Her ne kadar sendikal hak Türkiye’de Anayasal bir hak olsa da, pratikte medya sahipleri ve yöneticiler “sendika” kelimesini duydukları anda hayalet görmüş gibi korkuyorlar. Oysa Avrupa’da birçok ülkede sendikasız gazeteci çalıştırmak yasaktır. Öyle ki İngiltere gibi bazı ülkelerde basın çalışanları, resmi basın kartlarını bile Gazeteciler Sendikası’ndan alırlar. Sendika neden önemlidir? Gazetecilerin hak ettikleri maaşı alabilmeleri, hak ettikleri sosyal haklara ve özlük haklarına sahip olabilmeleri, bir gazetecinin işten atılmasını bir patronun iki dudağı arasında olmaması için. Gazetecilerin, hükümetin hoşlanmadığı bir şeyleri yazdı diye ya da “ha” deyince sudan sebeplerden dolayı işten atılmayacaklarını bilmeleri, bir ülkedeki basın özgürlüğünün temel taşlarından biridir.
Ancak Türkiye’de gazetecilerin örgütlenme hakkı çoktan ellerinden alındı. Ve ana akım medyada yeniden örgütlenmeye çalışan son grup da kendilerini yasal tazminatları – yasadışı bir şekilde- gasp edilmiş halde kapının önünde buldu. (Bakınız; 2019’da ben dahil Hürriyet’ten tazminatlarına el konularak atılan 45 gazeteci). Bu, şu anlama geliyor: “Ben sizi köle gibi çalıştırırım ve istediğim zaman da işten atarım.” Öyle ki, Demirören grubunun 45 gazeteciyi yasal tazminatlarına el koyarak işten atması, Avrupa Birliği’nin Ekim ayında açıklanan Türkiye ile ilgili 2020 İlerleme Raporu’na bile girdi!

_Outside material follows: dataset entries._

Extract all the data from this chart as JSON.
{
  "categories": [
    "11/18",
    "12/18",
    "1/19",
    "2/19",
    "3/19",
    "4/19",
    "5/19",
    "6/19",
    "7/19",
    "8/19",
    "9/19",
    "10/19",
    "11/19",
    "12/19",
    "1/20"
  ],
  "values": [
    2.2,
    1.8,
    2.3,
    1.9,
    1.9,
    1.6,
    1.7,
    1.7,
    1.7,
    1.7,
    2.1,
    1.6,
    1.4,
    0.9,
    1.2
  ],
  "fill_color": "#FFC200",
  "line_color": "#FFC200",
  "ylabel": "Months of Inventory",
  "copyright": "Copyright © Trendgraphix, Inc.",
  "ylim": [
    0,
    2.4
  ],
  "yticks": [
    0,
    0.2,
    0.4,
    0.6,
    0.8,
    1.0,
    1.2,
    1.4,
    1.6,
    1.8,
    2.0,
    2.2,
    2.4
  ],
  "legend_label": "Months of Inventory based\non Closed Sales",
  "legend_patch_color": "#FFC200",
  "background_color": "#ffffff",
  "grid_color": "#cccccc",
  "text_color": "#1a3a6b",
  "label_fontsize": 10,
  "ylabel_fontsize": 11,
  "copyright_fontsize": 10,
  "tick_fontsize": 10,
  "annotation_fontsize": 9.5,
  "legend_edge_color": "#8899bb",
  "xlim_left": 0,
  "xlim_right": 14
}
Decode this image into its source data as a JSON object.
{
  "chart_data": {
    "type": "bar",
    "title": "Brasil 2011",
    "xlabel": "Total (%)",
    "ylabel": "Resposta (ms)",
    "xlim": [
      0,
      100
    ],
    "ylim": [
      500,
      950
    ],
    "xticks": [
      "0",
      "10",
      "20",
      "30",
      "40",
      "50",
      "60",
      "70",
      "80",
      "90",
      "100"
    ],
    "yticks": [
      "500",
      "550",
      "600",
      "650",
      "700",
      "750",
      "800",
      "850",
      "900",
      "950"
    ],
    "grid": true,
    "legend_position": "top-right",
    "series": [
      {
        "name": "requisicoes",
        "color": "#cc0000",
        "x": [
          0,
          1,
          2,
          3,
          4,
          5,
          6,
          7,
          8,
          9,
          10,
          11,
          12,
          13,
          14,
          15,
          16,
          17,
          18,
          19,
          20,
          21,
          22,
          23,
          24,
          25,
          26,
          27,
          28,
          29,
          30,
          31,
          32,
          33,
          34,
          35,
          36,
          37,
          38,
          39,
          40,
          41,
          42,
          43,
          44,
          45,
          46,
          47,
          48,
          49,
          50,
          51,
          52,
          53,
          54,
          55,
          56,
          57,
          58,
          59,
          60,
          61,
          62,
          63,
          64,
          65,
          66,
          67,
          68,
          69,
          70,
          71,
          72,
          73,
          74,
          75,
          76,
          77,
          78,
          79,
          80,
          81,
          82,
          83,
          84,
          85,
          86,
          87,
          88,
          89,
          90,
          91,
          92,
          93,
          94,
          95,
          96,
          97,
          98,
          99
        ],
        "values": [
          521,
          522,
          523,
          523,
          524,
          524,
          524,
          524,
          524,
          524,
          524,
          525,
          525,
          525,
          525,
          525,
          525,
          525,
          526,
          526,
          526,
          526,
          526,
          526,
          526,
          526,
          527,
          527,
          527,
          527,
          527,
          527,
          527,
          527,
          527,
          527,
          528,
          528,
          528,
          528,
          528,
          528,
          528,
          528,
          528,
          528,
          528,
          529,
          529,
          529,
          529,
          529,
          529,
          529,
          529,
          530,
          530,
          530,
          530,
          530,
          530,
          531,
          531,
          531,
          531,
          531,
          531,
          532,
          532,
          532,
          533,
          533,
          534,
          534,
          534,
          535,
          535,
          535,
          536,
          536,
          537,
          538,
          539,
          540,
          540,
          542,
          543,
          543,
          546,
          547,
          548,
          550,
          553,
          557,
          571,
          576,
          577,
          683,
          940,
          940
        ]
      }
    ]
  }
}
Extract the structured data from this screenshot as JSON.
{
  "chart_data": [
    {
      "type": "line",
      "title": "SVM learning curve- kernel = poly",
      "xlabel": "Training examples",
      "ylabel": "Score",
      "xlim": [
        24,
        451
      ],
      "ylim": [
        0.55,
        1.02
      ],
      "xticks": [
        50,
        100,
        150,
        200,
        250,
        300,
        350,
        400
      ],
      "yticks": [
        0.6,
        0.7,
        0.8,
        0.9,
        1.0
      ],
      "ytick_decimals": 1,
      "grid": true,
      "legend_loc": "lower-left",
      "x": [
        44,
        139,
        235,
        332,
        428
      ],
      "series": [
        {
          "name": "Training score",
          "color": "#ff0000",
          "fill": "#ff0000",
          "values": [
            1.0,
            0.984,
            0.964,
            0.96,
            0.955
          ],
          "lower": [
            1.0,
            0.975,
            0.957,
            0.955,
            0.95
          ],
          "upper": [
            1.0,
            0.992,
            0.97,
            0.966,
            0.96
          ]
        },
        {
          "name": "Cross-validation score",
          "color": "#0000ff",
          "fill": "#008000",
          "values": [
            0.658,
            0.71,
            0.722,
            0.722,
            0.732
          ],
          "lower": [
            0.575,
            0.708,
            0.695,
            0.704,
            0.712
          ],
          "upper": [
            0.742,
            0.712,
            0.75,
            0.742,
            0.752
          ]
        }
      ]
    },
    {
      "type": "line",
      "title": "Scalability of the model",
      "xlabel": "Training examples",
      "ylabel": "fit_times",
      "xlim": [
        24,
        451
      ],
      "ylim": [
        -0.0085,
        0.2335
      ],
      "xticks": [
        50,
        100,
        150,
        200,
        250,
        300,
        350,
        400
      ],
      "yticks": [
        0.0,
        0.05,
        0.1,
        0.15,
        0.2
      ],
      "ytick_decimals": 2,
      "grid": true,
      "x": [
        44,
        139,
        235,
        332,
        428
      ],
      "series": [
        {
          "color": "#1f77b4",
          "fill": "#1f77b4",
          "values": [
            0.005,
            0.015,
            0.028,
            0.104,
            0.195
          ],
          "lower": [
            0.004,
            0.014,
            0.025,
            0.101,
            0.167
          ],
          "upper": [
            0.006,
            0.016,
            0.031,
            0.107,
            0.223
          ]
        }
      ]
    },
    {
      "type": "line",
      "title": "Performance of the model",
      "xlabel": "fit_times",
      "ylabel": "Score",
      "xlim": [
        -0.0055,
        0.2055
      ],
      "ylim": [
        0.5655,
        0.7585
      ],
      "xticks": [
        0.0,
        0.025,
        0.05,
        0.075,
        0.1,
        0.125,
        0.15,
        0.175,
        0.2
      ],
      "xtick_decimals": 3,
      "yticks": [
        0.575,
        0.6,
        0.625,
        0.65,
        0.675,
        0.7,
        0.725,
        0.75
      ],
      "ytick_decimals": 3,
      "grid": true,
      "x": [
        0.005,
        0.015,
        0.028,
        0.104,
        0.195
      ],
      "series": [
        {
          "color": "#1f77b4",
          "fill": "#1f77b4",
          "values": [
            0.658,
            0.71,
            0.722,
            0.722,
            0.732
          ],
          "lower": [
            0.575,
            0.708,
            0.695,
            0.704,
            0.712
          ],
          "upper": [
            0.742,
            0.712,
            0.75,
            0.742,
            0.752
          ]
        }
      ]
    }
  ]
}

Aslına bakarsanız bu zihniyet, gazetecileri; Vietnam’da, Kamboçya’da, günde 1 doların altında çalışmak zorunda bırakılan, hiçbir sigortaları olmayan ve en ufak bir itirazda kendini kapının önünde bulan ucuz işgücü olarak görüyor. Üçüncü dünya ülkelerine ait bu köhne zihniyetin acilen değişmesi gerekiyor. Önümüzdeki dönemde bu büyük sorunun mutlaka halledilmesi, gazetecilerin örgütlenme hakkının yeniden verilmesi, buna engel olan medya patronlarına da ceza kesilmesi gibi önlemlerin alınması şart..
İNGİLTERE’DE RESMİ BASIN KARTINI DA SENDİKA VERİYOR
İngiltere’de resmi basın kartları, 1907 yılında kurulmuş olan “Ulusal Gazeteciler Sendikası” (National Union of Journalists- NUJ) tarafından veriliyor. Dünyanın en büyük gazetecilik sendikalarından biri olan NUJ’un, İngiliz gazetecilerin yanı sıra İrlandalı gazetecilerin de aralarında bulunduğu 35 bin üyesi bulunuyor. NUJ tarafından verilen basın kartı, İngiliz polisi ve tüm kamu kuruluşları tarafından da kanunen tanınmak zorunda. Aralarında BBC ve Reuters gibi dünyanın en önemli medya kuruluşlarının da bulunduğu tüm medya şirketleri bu kartı kabul ediyor. NUJ tarafından gazetecilere verilen Basın Kartı, dünyanın en prestijli kartlarından biri olarak kabul ediliyor çünkü bu kartın gazeteciler için İngiltere’de açamayacağı kapı yok. Sendikanın verdiği Basın Kartı’nın sahibiyseniz maaş artışı, sosyal haklar, haber takibi için istediğiniz yere girebilme, bilgi edinme, vs. gibi çok önemli ve insani çalışma şartları için gerekli haklara sahip oluyorsunuz.
NUJ’un adını ilk kez İngiltere’de, City University of London’da Master yaptığım ve bir yandan da Associated Press haber ajansında çalıştığım yıllarda iş arkadaşlarımdan duymuştum. Hatırlıyorum, gazeteciler için bir yılbaşı partisi düzenlenmişti ve o partiye bile sadece NUJ’un verdiği basın kartı sahibi olanlar girebiliyordu! Ben de o yıllarda genç ve kanı deli akan bir gazeteci olarak partiye gidebilmek için “NUJ kartım yok ama benim Associated Press kartım var” dediğimde herkes bana gülmüştü, çünkü sendikanın verdiği Basın Kartı’nın yanında medya şirketlerin verdiği kimlik kartının hiçbir işlevi yoktu!